Chen Pie Sou addressed his son in their native Teochow dialect, “Son, you must not forget that you are Chinese,” and stared at him.
“Ba?”
He saw Dai Jai’s hands twitch, then settle. “You have been seen with a girl. Here. In my school.”
“There are … many girls here at your school, Father.” Dai Jai’s right hand went to his neck, fiddled with the gold chain, on which hung the family good luck charm.
“Annam nuy jai, hai um hai?” An Annamese girl, isn’t it? It was not entirely the boy’s fault. The local beauties were so easy with their smiles and favours. “At your age, emotions can be reckless.”
The balcony door swung open and Foong Jie, the head servant, appeared with her silver serving tray. She set one bowl of thin rice noodles before Percival. She placed another in front of Dai Jai. Percival nodded at the servant.

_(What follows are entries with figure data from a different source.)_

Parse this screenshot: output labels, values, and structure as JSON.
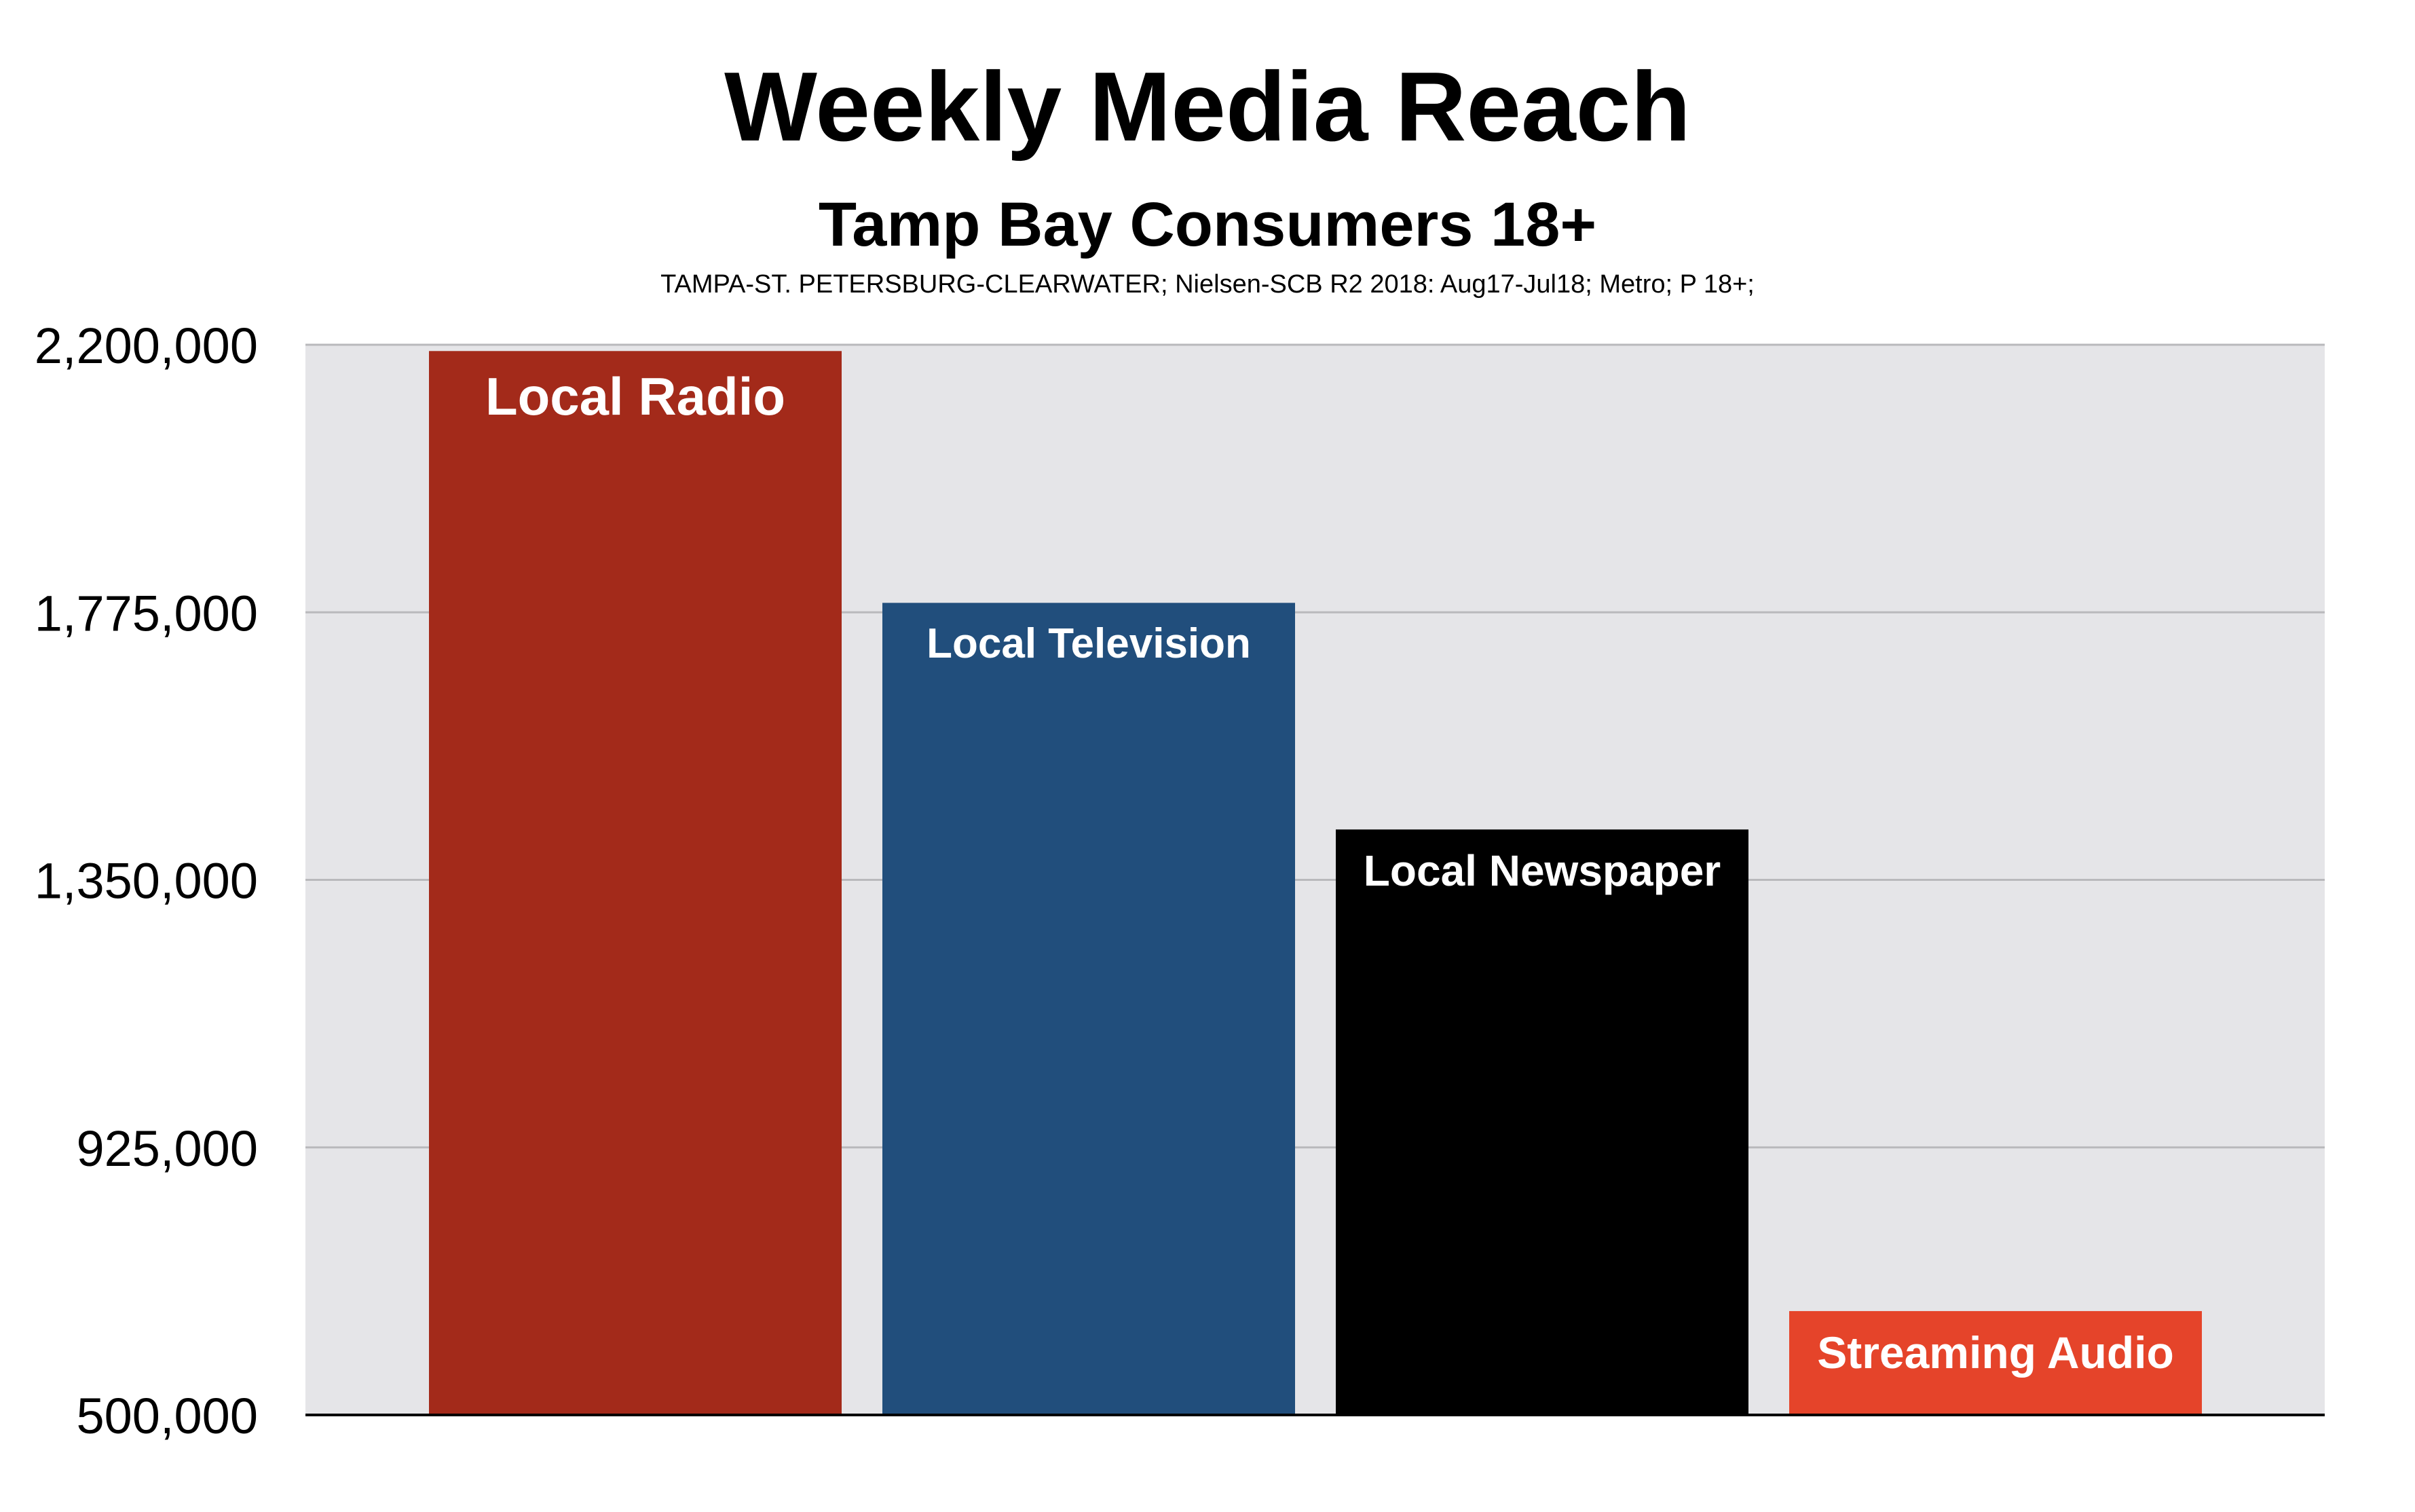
{
  "chart_data": {
    "type": "bar",
    "title": "Weekly Media Reach",
    "subtitle": "Tamp Bay Consumers 18+",
    "source_note": "TAMPA-ST. PETERSBURG-CLEARWATER; Nielsen-SCB R2 2018: Aug17-Jul18; Metro; P 18+;",
    "categories": [
      "Local Radio",
      "Local Television",
      "Local Newspaper",
      "Streaming Audio"
    ],
    "values": [
      2190000,
      1790000,
      1430000,
      665000
    ],
    "colors": [
      "#a32a1a",
      "#214e7c",
      "#000000",
      "#e5442a"
    ],
    "ylim": [
      500000,
      2200000
    ],
    "yticks": [
      500000,
      925000,
      1350000,
      1775000,
      2200000
    ],
    "ytick_labels": [
      "500,000",
      "925,000",
      "1,350,000",
      "1,775,000",
      "2,200,000"
    ],
    "grid": true,
    "plot_background": "#e5e5e8",
    "xlabel": "",
    "ylabel": ""
  }
}
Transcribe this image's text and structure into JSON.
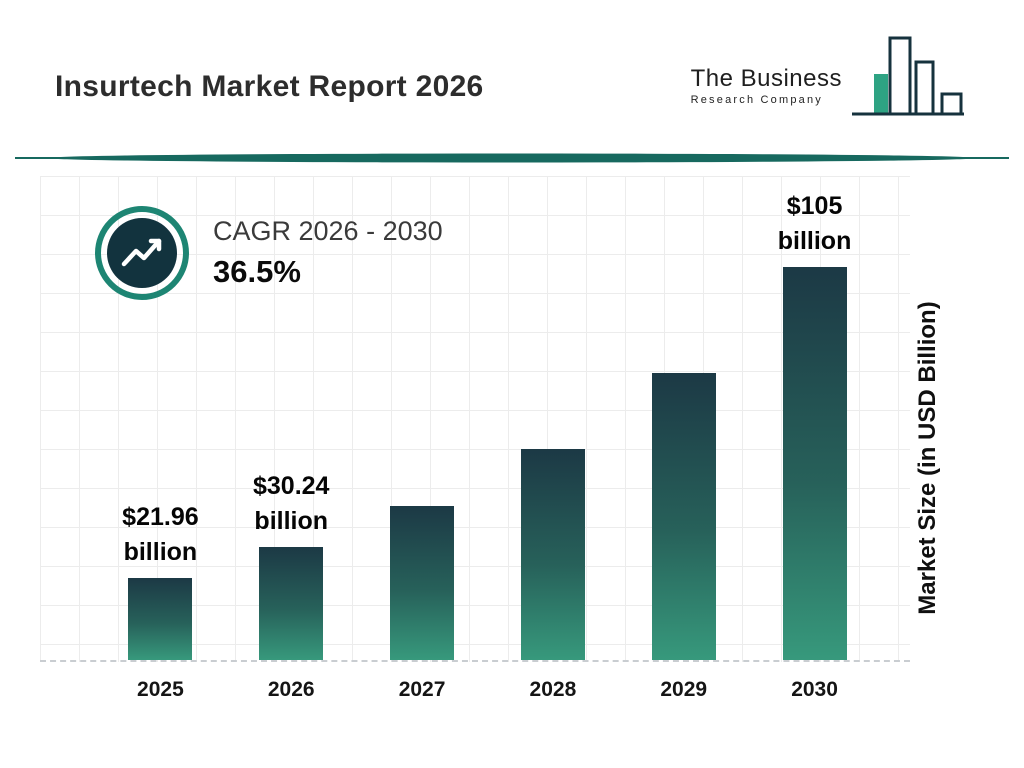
{
  "header": {
    "title": "Insurtech Market Report 2026",
    "logo": {
      "line1": "The Business",
      "line2": "Research Company",
      "icon": "bar-chart-icon"
    }
  },
  "cagr": {
    "label": "CAGR 2026 - 2030",
    "value": "36.5%",
    "icon": "trending-up-icon"
  },
  "chart_data": {
    "type": "bar",
    "title": "Insurtech Market Report 2026",
    "categories": [
      "2025",
      "2026",
      "2027",
      "2028",
      "2029",
      "2030"
    ],
    "values": [
      21.96,
      30.24,
      41.3,
      56.4,
      76.9,
      105
    ],
    "bar_labels": [
      "$21.96 billion",
      "$30.24 billion",
      "",
      "",
      "",
      "$105 billion"
    ],
    "xlabel": "",
    "ylabel": "Market Size (in USD Billion)",
    "ylim": [
      0,
      130
    ],
    "grid": true,
    "legend": "none",
    "colors": {
      "bar_gradient_top": "#1c3945",
      "bar_gradient_bottom": "#37997c",
      "accent_teal": "#17695f",
      "ring_teal": "#1d8573",
      "dark_navy": "#12333e"
    }
  }
}
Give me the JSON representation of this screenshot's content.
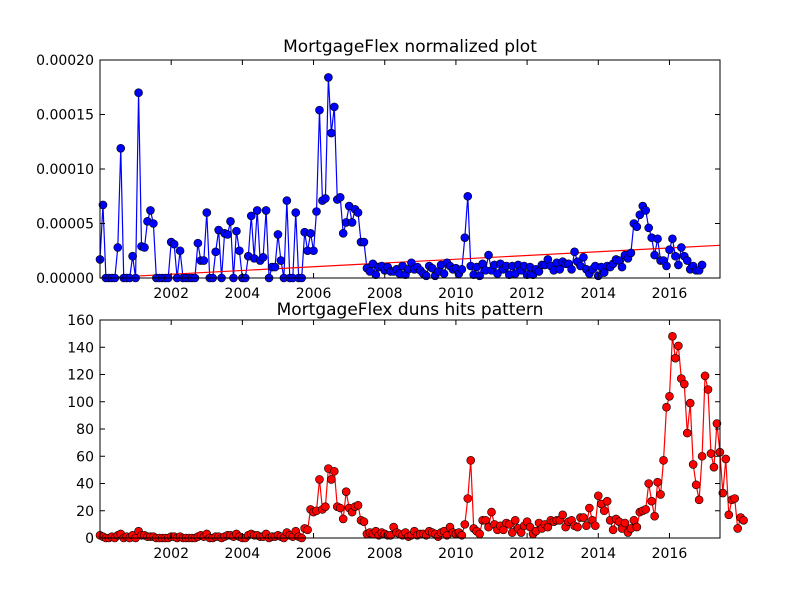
{
  "chart_data": [
    {
      "type": "line",
      "title": "MortgageFlex normalized plot",
      "xlabel": "",
      "ylabel": "",
      "x_unit": "decimal year",
      "xlim": [
        2000.0,
        2017.42
      ],
      "ylim": [
        0.0,
        0.0002
      ],
      "x_ticks": [
        2002,
        2004,
        2006,
        2008,
        2010,
        2012,
        2014,
        2016
      ],
      "x_tick_labels": [
        "2002",
        "2004",
        "2006",
        "2008",
        "2010",
        "2012",
        "2014",
        "2016"
      ],
      "y_ticks": [
        0,
        5e-05,
        0.0001,
        0.00015,
        0.0002
      ],
      "y_tick_labels": [
        "0.00000",
        "0.00005",
        "0.00010",
        "0.00015",
        "0.00020"
      ],
      "grid": false,
      "legend": "none",
      "colors": {
        "series": "#0000ff",
        "trend": "#ff0000"
      },
      "series": [
        {
          "values": [
            1.7e-05,
            6.7e-05,
            0.0,
            0.0,
            0.0,
            0.0,
            2.8e-05,
            0.000119,
            0.0,
            0.0,
            0.0,
            2e-05,
            0.0,
            0.00017,
            2.9e-05,
            2.8e-05,
            5.2e-05,
            6.2e-05,
            5e-05,
            0.0,
            0.0,
            0.0,
            0.0,
            0.0,
            3.3e-05,
            3.1e-05,
            0.0,
            2.5e-05,
            0.0,
            0.0,
            0.0,
            0.0,
            0.0,
            3.2e-05,
            1.6e-05,
            1.6e-05,
            6e-05,
            0.0,
            0.0,
            2.4e-05,
            4.4e-05,
            0.0,
            4.1e-05,
            4e-05,
            5.2e-05,
            0.0,
            4.3e-05,
            2.5e-05,
            0.0,
            0.0,
            2e-05,
            5.7e-05,
            1.8e-05,
            6.2e-05,
            1.6e-05,
            1.9e-05,
            6.2e-05,
            0.0,
            1e-05,
            1e-05,
            4e-05,
            1.6e-05,
            0.0,
            7.1e-05,
            0.0,
            0.0,
            6e-05,
            0.0,
            0.0,
            4.2e-05,
            2.5e-05,
            4.1e-05,
            2.5e-05,
            6.1e-05,
            0.000154,
            7.1e-05,
            7.3e-05,
            0.000184,
            0.000133,
            0.000157,
            7.2e-05,
            7.4e-05,
            4.1e-05,
            5.1e-05,
            6.6e-05,
            5.1e-05,
            6.3e-05,
            6e-05,
            3.3e-05,
            3.3e-05,
            9e-06,
            6e-06,
            1.3e-05,
            3e-06,
            1e-05,
            1.1e-05,
            7e-06,
            1e-05,
            6e-06,
            6e-06,
            8e-06,
            4e-06,
            1.1e-05,
            3e-06,
            8e-06,
            1.4e-05,
            8e-06,
            1e-05,
            7e-06,
            4e-06,
            2e-06,
            1.1e-05,
            9e-06,
            2e-06,
            6e-06,
            1.2e-05,
            4e-06,
            1.4e-05,
            1.1e-05,
            8e-06,
            9e-06,
            4e-06,
            8e-06,
            3.7e-05,
            7.5e-05,
            1.1e-05,
            3e-06,
            1e-05,
            2e-06,
            1.3e-05,
            7e-06,
            2.1e-05,
            7e-06,
            1.2e-05,
            4e-06,
            1.3e-05,
            8e-06,
            1.1e-05,
            3e-06,
            1.1e-05,
            4e-06,
            1.2e-05,
            7e-06,
            1.1e-05,
            3e-06,
            1e-05,
            3e-06,
            8e-06,
            6e-06,
            1.2e-05,
            1.2e-05,
            1.7e-05,
            1.1e-05,
            7e-06,
            1.4e-05,
            8e-06,
            1.5e-05,
            1.3e-05,
            1.3e-05,
            8e-06,
            2.4e-05,
            1.5e-05,
            1.1e-05,
            1.9e-05,
            8e-06,
            4e-06,
            8e-06,
            1.1e-05,
            2e-06,
            1e-05,
            5e-06,
            1.1e-05,
            1e-05,
            1.3e-05,
            1.7e-05,
            1.6e-05,
            1e-05,
            2.1e-05,
            1.8e-05,
            2.3e-05,
            5e-05,
            4.7e-05,
            5.8e-05,
            6.6e-05,
            6.2e-05,
            4.6e-05,
            3.7e-05,
            2.1e-05,
            3.6e-05,
            1.6e-05,
            1.6e-05,
            1.1e-05,
            2.6e-05,
            3.6e-05,
            2e-05,
            1.2e-05,
            2.8e-05,
            2e-05,
            1.6e-05,
            8e-06,
            1.1e-05,
            7e-06,
            7e-06,
            1.2e-05
          ]
        }
      ],
      "trend": {
        "x": [
          2000.0,
          2017.42
        ],
        "y": [
          0.0,
          3e-05
        ]
      }
    },
    {
      "type": "line",
      "title": "MortgageFlex duns hits pattern",
      "xlabel": "",
      "ylabel": "",
      "x_unit": "decimal year",
      "xlim": [
        2000.0,
        2017.42
      ],
      "ylim": [
        0,
        160
      ],
      "x_ticks": [
        2002,
        2004,
        2006,
        2008,
        2010,
        2012,
        2014,
        2016
      ],
      "x_tick_labels": [
        "2002",
        "2004",
        "2006",
        "2008",
        "2010",
        "2012",
        "2014",
        "2016"
      ],
      "y_ticks": [
        0,
        20,
        40,
        60,
        80,
        100,
        120,
        140,
        160
      ],
      "y_tick_labels": [
        "0",
        "20",
        "40",
        "60",
        "80",
        "100",
        "120",
        "140",
        "160"
      ],
      "grid": false,
      "legend": "none",
      "colors": {
        "series": "#ff0000",
        "line": "#ff0000"
      },
      "series": [
        {
          "values": [
            2,
            1,
            0,
            0,
            1,
            0,
            2,
            3,
            0,
            1,
            0,
            2,
            0,
            5,
            2,
            2,
            1,
            1,
            1,
            0,
            0,
            0,
            0,
            0,
            1,
            1,
            0,
            1,
            0,
            0,
            0,
            0,
            0,
            1,
            2,
            1,
            3,
            0,
            0,
            1,
            1,
            0,
            1,
            2,
            2,
            1,
            3,
            1,
            0,
            0,
            2,
            3,
            2,
            2,
            1,
            1,
            3,
            0,
            1,
            1,
            2,
            1,
            0,
            4,
            2,
            1,
            5,
            1,
            0,
            7,
            6,
            21,
            19,
            20,
            43,
            21,
            23,
            51,
            43,
            49,
            23,
            22,
            14,
            34,
            22,
            19,
            23,
            24,
            13,
            12,
            3,
            4,
            3,
            5,
            2,
            4,
            3,
            2,
            2,
            8,
            4,
            3,
            2,
            4,
            1,
            2,
            5,
            2,
            3,
            3,
            2,
            5,
            4,
            3,
            1,
            4,
            5,
            2,
            8,
            4,
            3,
            4,
            2,
            10,
            29,
            57,
            7,
            5,
            3,
            13,
            13,
            8,
            19,
            10,
            6,
            9,
            6,
            11,
            10,
            4,
            13,
            7,
            4,
            9,
            12,
            8,
            3,
            5,
            11,
            7,
            10,
            8,
            13,
            12,
            13,
            13,
            17,
            8,
            12,
            13,
            9,
            8,
            15,
            15,
            9,
            22,
            13,
            9,
            31,
            25,
            20,
            27,
            13,
            6,
            14,
            12,
            7,
            11,
            4,
            7,
            13,
            8,
            19,
            20,
            21,
            40,
            27,
            16,
            41,
            32,
            57,
            96,
            104,
            148,
            132,
            141,
            117,
            113,
            77,
            99,
            54,
            39,
            28,
            60,
            119,
            109,
            62,
            52,
            84,
            63,
            33,
            58,
            17,
            28,
            29,
            7,
            15,
            13
          ]
        }
      ]
    }
  ]
}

Each bowl of noodles was crowned by a rose of raw flesh, the thin petals of beef pink and ruffled. Foong Jie put down dishes of bean sprouts, of mint, purple basil leaves on the stem, hot peppers, and halved limes with which to dress the bowls. She arranged an urn of fragrant broth, chilled glasses, the coffee pot that rattled with ice cubes, and a dish of cut papayas and mangos. Percival did not move to touch the food, and so neither did his son, whose eyes were now cast down. The master looked to Foong Jie, tilted his head towards the door, and she slipped away.
Percival addressed his son in a concerned low voice. “Is this true? That you have become … fond of an Annamese?”
Dai Jai said, “You have always told me to tutor weaker students.” In that, thought Percival, was a hint of evasion, a boy deciding whether to lie.